Now came a report that three Jap destroyers were running in fast to deliver torpedo attacks. The SALT LAKE CITY took the nearest one. It caught the Jap with a single salvo of its ten guns at only 1,500 yards. The destroyer disappeared instantly from the face of the sea. Other American ships finished off the other two and no torpedoes found a mark.
It was midnight now. There was a brief lull, while the American's hunted fresh targets.
None could be found except six or eight blazing hulks of enemy warships and auxiliaries.
When firing was resumed the SALT LAKE CITY shot in leisurely fashion at the burning wrecks,
"stirring up the fires." It took four of them in rotation. The fourth was thought to be the
same light cruiser against which she and the other Americans had directed their first fire at
the beginning of the engagement.
The SALT LAKE CITY had suffered little damage, though four of its personnel had been killed
by showers of shrapnel from an enemy spread which had fallen short and exploded as it struck
the sea. Among the mortally wounded was
Lloyd Edgar Acree, ammunition handler for one of the
five-inch AA guns. He fell to the deck and died, still clutching in his arms the shell he
had been passing.
Except for the destroyers, one of which was so badly damaged it sand the next day, none of
the American ships suffered much damage until after the lull in the firing at midnight.
Suddenly, as the SALT LAKE CITY pumped deliberate salvos into the burning light cruiser, it
became aware that the USS BOISE, dead ahead of it in the formation, was being heavily hit.
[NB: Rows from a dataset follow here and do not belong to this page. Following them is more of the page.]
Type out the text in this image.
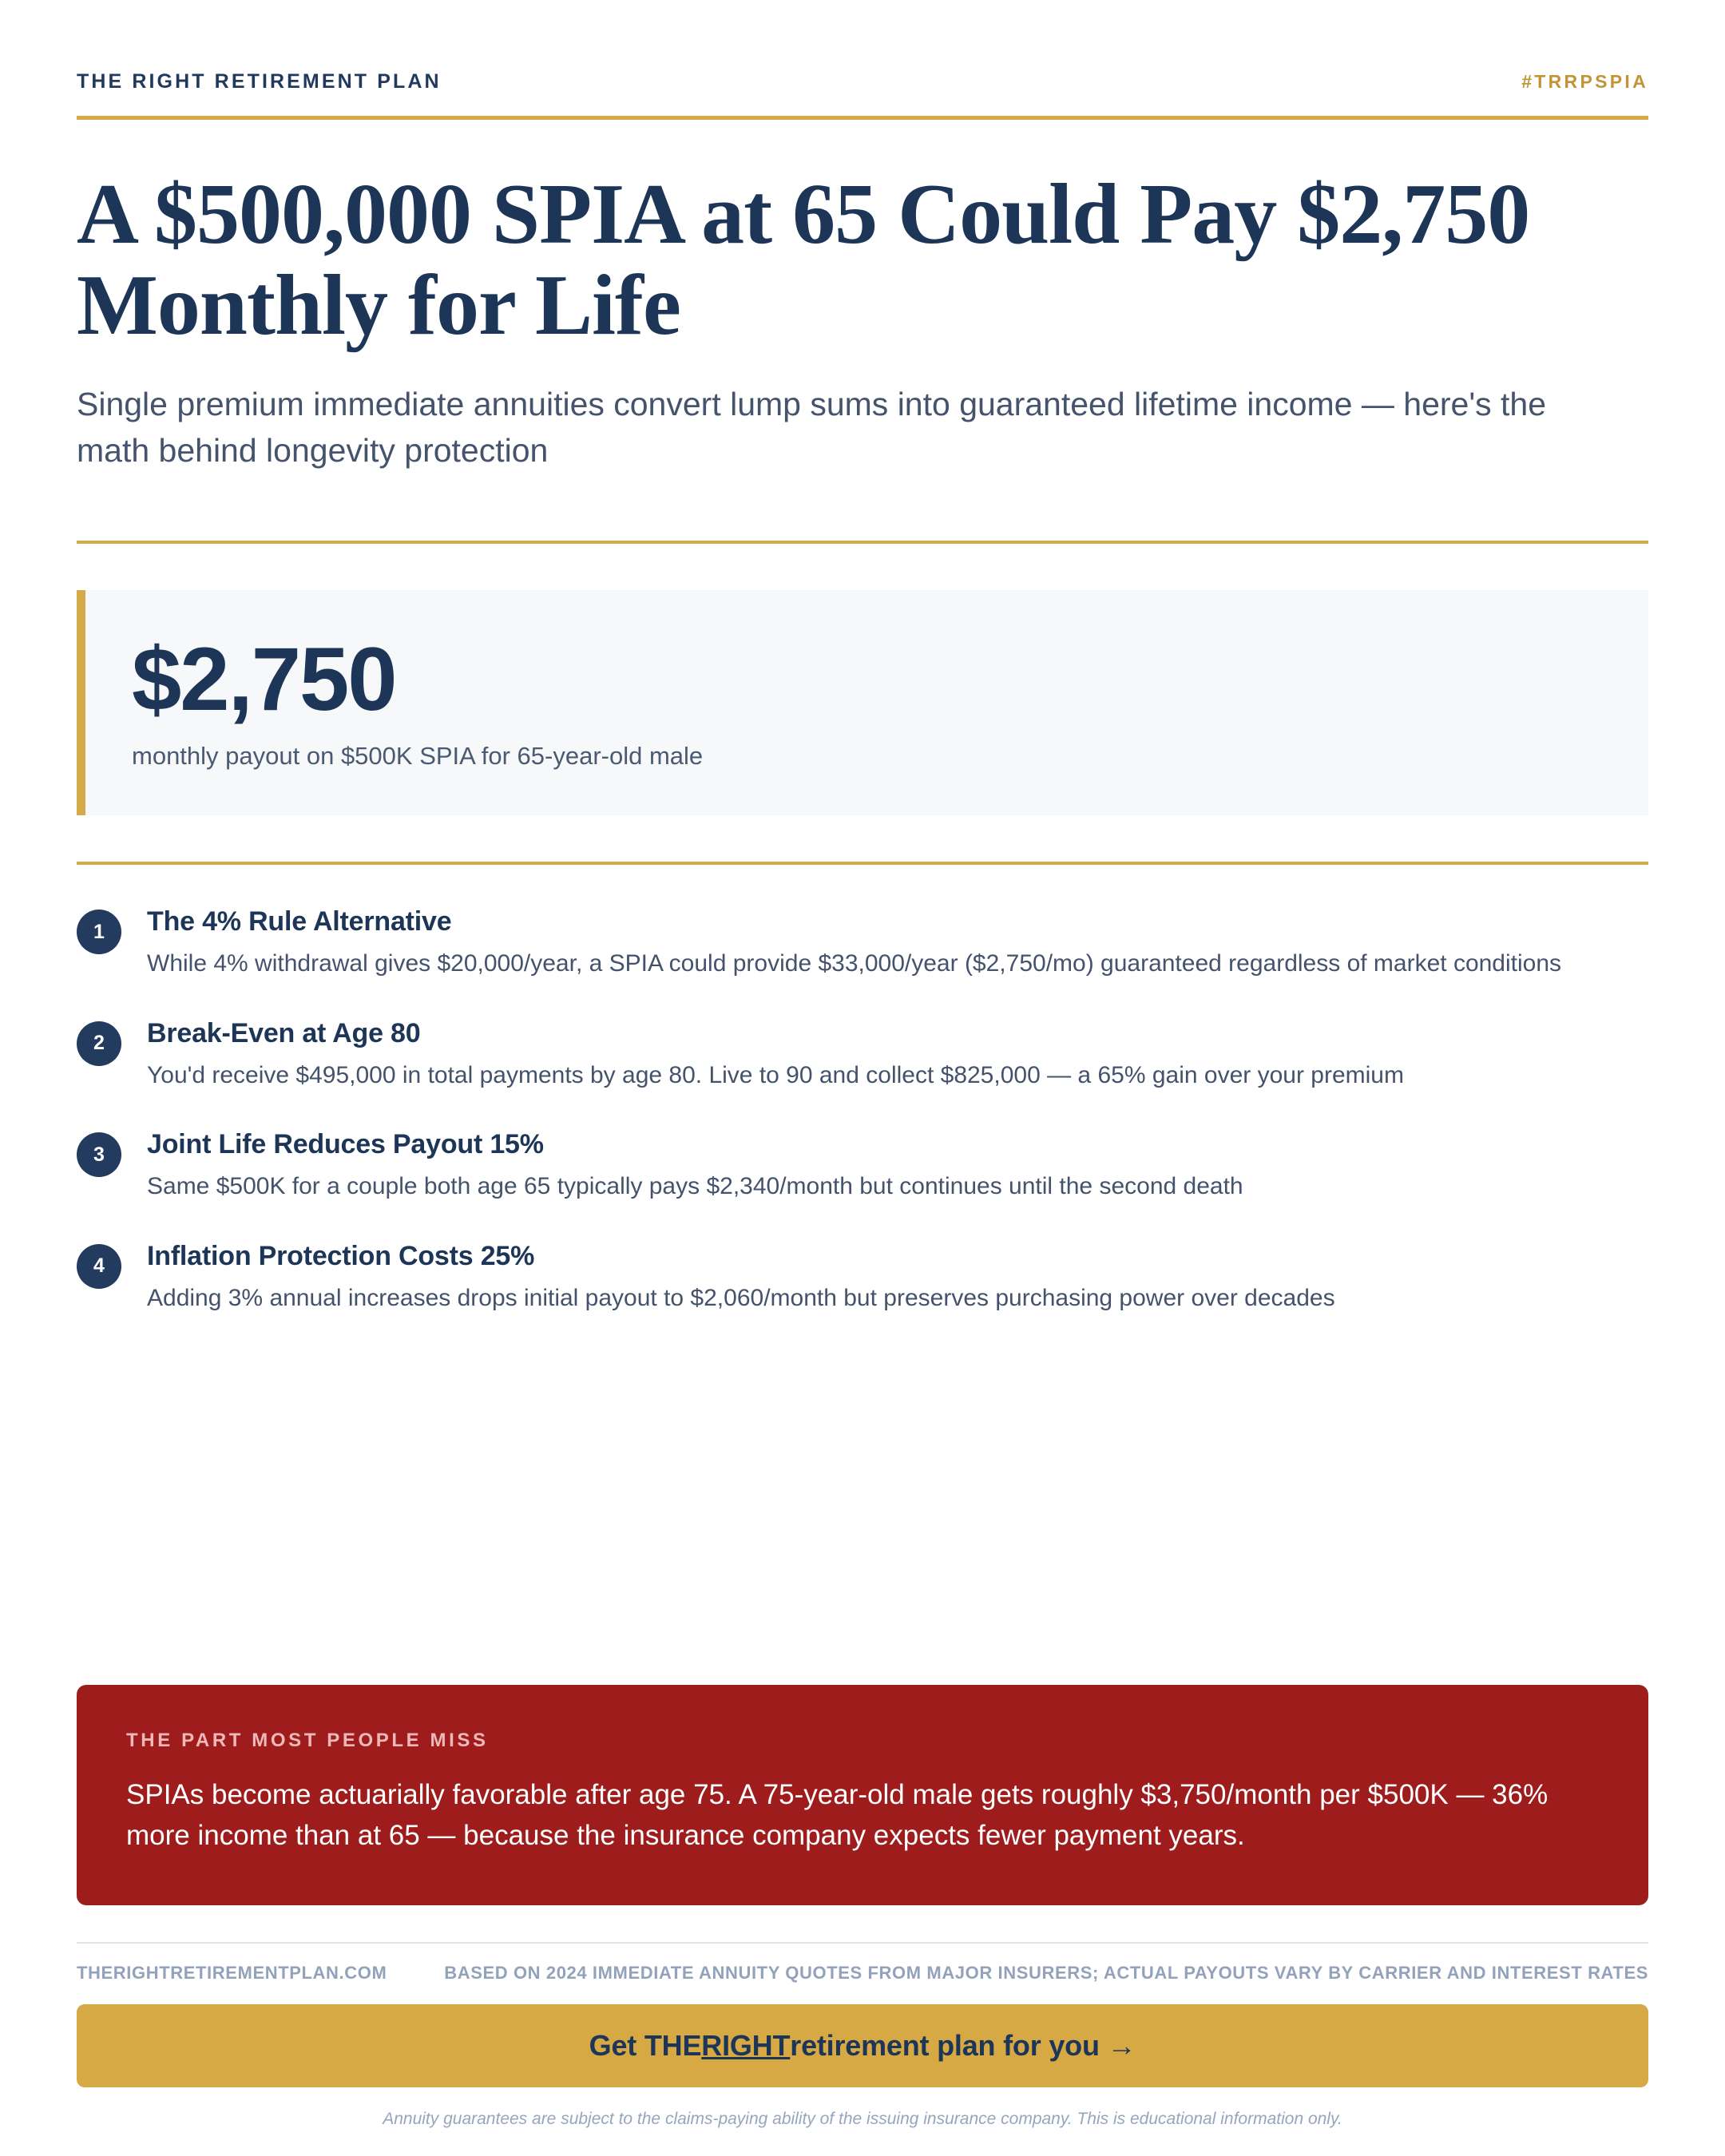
THE RIGHT RETIREMENT PLAN	#TRRPSPIA
A $500,000 SPIA at 65 Could Pay $2,750 Monthly for Life

Single premium immediate annuities convert lump sums into guaranteed lifetime income — here's the math behind longevity protection

$2,750
monthly payout on $500K SPIA for 65-year-old male
1	The 4% Rule Alternative
While 4% withdrawal gives $20,000/year, a SPIA could provide $33,000/year ($2,750/mo) guaranteed regardless of market conditions
2	Break-Even at Age 80
You'd receive $495,000 in total payments by age 80. Live to 90 and collect $825,000 — a 65% gain over your premium
3	Joint Life Reduces Payout 15%
Same $500K for a couple both age 65 typically pays $2,340/month but continues until the second death
4	Inflation Protection Costs 25%
Adding 3% annual increases drops initial payout to $2,060/month but preserves purchasing power over decades
THE PART MOST PEOPLE MISS
SPIAs become actuarially favorable after age 75. A 75-year-old male gets roughly $3,750/month per $500K — 36% more income than at 65 — because the insurance company expects fewer payment years.
THERIGHTRETIREMENTPLAN.COM	BASED ON 2024 IMMEDIATE ANNUITY QUOTES FROM MAJOR INSURERS; ACTUAL PAYOUTS VARY BY CARRIER AND INTEREST RATES
Get THE RIGHT retirement plan for you →
Annuity guarantees are subject to the claims-paying ability of the issuing insurance company. This is educational information only.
Another Jap heavy cruiser, appearing suddenly out of nowhere, had closed with the six-inch
gunned BOISE and was slugging it mercilessly, at a range of less than 5,000 yards. To make
matters worse, enemy destroyers were reported coming in again, and in turning bow onto them
to avoid torpedoes, the BOISE was forced to close still further with the "heavy" which so
patently "had her number." As it turned hard to starboard the SALT LAKE CITY, to avoid
ramming it, turned hard to port and then, as the blazing BOISE swung back again and away from
the Jap "heavy," the SALT LAKE CITY swung in to the position it have vacated, squarely in
the path of the punishing Jap fire. The Jap had the range automatically and had nothing to
do but keep on shooting.
The Jap ship got to fire one salvo. One shell penetrated one of the SALT LAKE CITY's forward
fire rooms, killed a seaman, flooded the fire room with hundreds of gallons of oil and
started a bad fire. But before the Jap could shoot again the American ship had fired its own
batteries. The Jap fell silent after this opening salvo from the SAL LAKE CITY. After four
more salvos the Jap vessel sank.
"If it's submarines you're haunting, If an island base you're wanting, She's the one-ship fleet; Oh, oh, oh, Off we're gonna shuffle, shuffle off to Tokyo."
Talking with the ship's men, you get inklings of the sort of thing that makes a record like
this possible. A spirited bunch, these SALT LAKE lads. Good, and they know it. But none of
them praises himself. They "build up" each other and the ship. The communicators, the
engineers and the damage control men say their gunners are the best in the world. The
gunners reciprocate the feeling, with interest. They are all loudly and sincerely
aggressive. They have a new song, but, unfortunately, almost all of it is unprintable. One
line recurs again and again: "We're gonna lick the whole ____ ____Jap Navy!"